You see, then, how it is that the careful study of architecture led me--and I believe would inevitably lead any careful and empirical thinker--to thoughts about the nature of things, and the simultaneous existence of what we may call the objective (outer) nature of things, typically dealt with in science, and at the same time of what we may call the subjective (or inner) nature of things.

What is new is the discovery that the so-called subjective, or inner, view of things is no less objective than the objective or mechanical view of things. When questions about the subjective are asked carefully, and in the right way, they are as reliable as the experiments of physics. This understanding has led to a new view of experiment that uses the human being as a measuring instrument and leads to reliable, shared results when properly done.

This has all come to light because of my intense interest in and focus on architecture. In conventional philosophy, there is nothing that allows one to test the reality of God, or of visions inspired by God. But we ask people to compare two buildings, or two doorways, and to decide which one is ­closer to God, different people will answer this ­question in the same way, and with a remarkably high ­reliability.

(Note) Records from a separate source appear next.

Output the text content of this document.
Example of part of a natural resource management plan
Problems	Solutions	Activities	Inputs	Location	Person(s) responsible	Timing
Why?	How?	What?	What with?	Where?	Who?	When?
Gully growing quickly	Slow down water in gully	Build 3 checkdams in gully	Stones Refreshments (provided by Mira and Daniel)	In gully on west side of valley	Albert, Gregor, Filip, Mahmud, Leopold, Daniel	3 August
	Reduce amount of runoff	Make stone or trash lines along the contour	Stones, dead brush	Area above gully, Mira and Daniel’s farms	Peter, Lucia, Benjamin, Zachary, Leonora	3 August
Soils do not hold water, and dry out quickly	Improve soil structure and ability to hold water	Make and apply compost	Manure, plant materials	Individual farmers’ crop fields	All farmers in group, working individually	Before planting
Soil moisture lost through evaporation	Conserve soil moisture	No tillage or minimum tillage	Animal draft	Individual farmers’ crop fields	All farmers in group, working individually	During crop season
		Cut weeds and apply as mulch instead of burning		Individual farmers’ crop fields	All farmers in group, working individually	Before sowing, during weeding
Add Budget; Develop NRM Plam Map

All this has a unique ability to point to the reality of God. In theory, other disciplines such as ethics might seem to have more claim to illuminate discussion of God. But the tangible substance of architecture, the fact that in good architecture, every tiny piece is (by ­definition) suffused with God, either more or less, gives the concept of God a meaning essentially translated from the beauty of what may be seen in such a place, and so ­allows it to disclose God with unique clarity. ­Successful architecture ultimately leads us to see God and to know God. If we pay attention to the beauty of those places that are suffused with God in each part, then we can conceive of God in a down-to-earth way. This ­follows from an awareness in our hearts, and from our ­active effort to make things that help make the Earth ­beautiful.


All "modern art" is reactionary and the reaction is against beauty.